By Shane Malloy | NHL.com
It is every California kid's dream to grow up and play in the National Hockey League ... OK, maybe not yet, but in T.J. Miller's case it is his dream.
The strapping 6-foot-4, 215-pound defenseman was drafted in the fourth round (107th overall) of the 2006 Entry Draft by the New Jersey Devils and could help make California the next great hockey state.
Ever since Wayne Gretzky was traded to the Los Angeles Kings in the summer of 1988, hockey has enjoyed continued growth across the state. It has been 18 years since Gretzky came to Southern California and Miller said it was Gretzky's influence and positive impact that inspired him to play.
"I would have to say Wayne Gretzky," Miller confirmed as his hockey impetus. "Ever since he was traded to the Kings, my family and I have watched hockey. He's the person I admired growing up and that's why I wanted to start playing hockey, to be like him."
Miller played youth hockey in the Los Angeles area.
"I played soccer for about seven years when I was younger," Miller said. "I was actually pretty good at it, too. But when it came down to it, I loved hockey. And that's what I wanted to play."
The youth league system Miller started in is beginning to turn some heads in the hockey world and Miller believes the interest in Southern California could support junior teams.
"I played minor hockey with the California Wave and the Long Beach Jr. Ice Dogs," he said. "Yes, I think California is starting to turn out a lot of good, young prospects, and I think a lot more kids would stay with hockey if they could play in California and not have to move. I think California could support a junior team and be very competitive."
Because California has yet to wade into the junior hockey scene, Miller had to head north to the British Columbia Hockey League. He started out in 2004-05 with the Surrey Eagles, where he surprised many with his skill and skating ability. His first season in Surrey did not produce the type of offense and statistics Miller's talent is capable of producing thanks to the team's experienced lineup. He managed 12 points in 53 games, solid enough for a rookie, and his 85 penalty minute was a testament to playing tough without taking bad penalties.
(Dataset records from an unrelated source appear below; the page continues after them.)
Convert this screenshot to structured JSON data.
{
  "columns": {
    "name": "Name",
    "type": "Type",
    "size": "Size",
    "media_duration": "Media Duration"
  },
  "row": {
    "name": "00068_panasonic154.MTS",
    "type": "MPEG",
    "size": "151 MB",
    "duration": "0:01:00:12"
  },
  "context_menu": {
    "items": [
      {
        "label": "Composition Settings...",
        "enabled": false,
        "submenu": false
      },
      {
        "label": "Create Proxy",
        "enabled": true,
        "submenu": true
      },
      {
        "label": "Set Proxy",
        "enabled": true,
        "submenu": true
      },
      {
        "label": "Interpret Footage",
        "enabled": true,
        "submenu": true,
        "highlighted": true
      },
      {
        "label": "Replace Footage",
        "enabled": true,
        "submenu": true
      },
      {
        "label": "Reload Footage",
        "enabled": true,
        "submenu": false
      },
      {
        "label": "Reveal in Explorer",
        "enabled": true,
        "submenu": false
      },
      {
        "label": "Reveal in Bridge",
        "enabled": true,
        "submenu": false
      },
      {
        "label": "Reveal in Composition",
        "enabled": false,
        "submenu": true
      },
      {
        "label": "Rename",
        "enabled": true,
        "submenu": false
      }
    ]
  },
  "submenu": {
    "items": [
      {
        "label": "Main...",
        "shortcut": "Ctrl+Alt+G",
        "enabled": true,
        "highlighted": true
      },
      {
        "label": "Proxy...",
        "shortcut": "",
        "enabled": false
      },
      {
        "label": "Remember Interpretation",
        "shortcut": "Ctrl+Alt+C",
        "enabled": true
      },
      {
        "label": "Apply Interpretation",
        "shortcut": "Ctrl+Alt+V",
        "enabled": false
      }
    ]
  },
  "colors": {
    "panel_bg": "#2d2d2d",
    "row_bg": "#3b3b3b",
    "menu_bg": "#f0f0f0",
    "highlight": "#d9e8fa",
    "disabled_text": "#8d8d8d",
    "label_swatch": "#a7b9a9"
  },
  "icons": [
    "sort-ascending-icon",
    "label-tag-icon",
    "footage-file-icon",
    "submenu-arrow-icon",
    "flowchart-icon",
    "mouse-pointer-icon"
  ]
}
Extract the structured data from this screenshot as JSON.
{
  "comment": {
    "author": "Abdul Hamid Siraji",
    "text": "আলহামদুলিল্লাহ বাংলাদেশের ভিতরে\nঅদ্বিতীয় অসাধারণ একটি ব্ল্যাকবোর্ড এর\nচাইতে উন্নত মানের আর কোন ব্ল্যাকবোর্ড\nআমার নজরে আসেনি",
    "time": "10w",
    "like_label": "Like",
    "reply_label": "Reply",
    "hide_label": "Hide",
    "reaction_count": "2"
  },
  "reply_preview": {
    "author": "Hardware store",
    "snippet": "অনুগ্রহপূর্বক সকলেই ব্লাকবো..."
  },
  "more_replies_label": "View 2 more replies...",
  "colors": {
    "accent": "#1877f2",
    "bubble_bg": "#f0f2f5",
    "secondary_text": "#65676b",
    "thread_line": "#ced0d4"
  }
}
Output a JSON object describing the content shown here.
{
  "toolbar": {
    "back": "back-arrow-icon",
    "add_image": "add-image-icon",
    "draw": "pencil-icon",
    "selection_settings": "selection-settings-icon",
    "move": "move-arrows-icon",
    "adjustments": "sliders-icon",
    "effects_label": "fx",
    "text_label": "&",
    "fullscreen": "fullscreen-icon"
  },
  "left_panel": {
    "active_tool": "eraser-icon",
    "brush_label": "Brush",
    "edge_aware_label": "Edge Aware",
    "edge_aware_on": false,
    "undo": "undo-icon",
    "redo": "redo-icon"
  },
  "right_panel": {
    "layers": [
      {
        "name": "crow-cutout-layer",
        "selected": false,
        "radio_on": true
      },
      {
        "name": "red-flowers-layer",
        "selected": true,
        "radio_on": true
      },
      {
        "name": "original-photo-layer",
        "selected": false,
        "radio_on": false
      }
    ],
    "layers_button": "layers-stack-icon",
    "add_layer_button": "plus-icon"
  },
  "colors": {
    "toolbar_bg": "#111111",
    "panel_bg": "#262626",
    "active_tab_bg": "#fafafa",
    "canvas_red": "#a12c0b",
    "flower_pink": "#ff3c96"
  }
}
The following season, Miller was traded to the Penticton Vees, where he dominated the league -- both offensively and defensively. His point total skyrocketed once he was given the opportunity and the ice time. Miller scored 16 goals and 32 assists in 60 games, picking up 73 penalty minutes.
"I have made a lot of improvements in the BC league from the moment I got there," Miller said. "Speed would be the first thing, it is a pretty fast league, and I had to adjust to that from the speed in California. Also, my playmaking ability (improved). Since the play is faster, I needed to get better at making quick decisions with the puck.
"The biggest difference is my confidence. I am not afraid to handle the puck and hold on to it until the last second. I know that I am a good enough player that I can skate the puck up sometimes and challenge other defenders and try to create something for myself offensively."
Before being selected by New Jersey, Miller chose to go the college route in pursuit of his hockey dreams, deciding to get an education along the way. He made the decision to go to the University of Northern Michigan because of head coach Walt Kyle.
"I chose NMU because of Walt," he said. "Everyone I talked to before I made my decision said that he's the guy I need to play for if I want to get to the next level. He has experience in the NHL, so he knows what I need to do to get there. I feel he can help me the most in my development."
Going into June's draft, Miller had the suspicion the Devils would draft him after the interview process.
"I was at the draft and I had interviews with a few other NHL teams that were interested in drafting me," Miller said. "But I kind of knew New Jersey would draft me because I was in contact with them the most."
"I am very honored to be drafted by New Jersey," he said. "They have a great organization and hopefully I can be a part of that soon. I think they drafted me because I'm a big kid and they know how I can play. They also know the potential I have. I showed it in my transfer from Surrey to Penticton. If I keep improving, they know I can be ready to play for them in a few years."
It is no surprise why the Devils drafted Miller considering how few defensemen come along who are 6-4, have good mobility, and can fire a puck through a wall.
After he finishes three seasons in the NCAA, the soon-to-be 20-year-old will be hard pressed to stay out of the New Jersey lineup and could be the steal of the draft.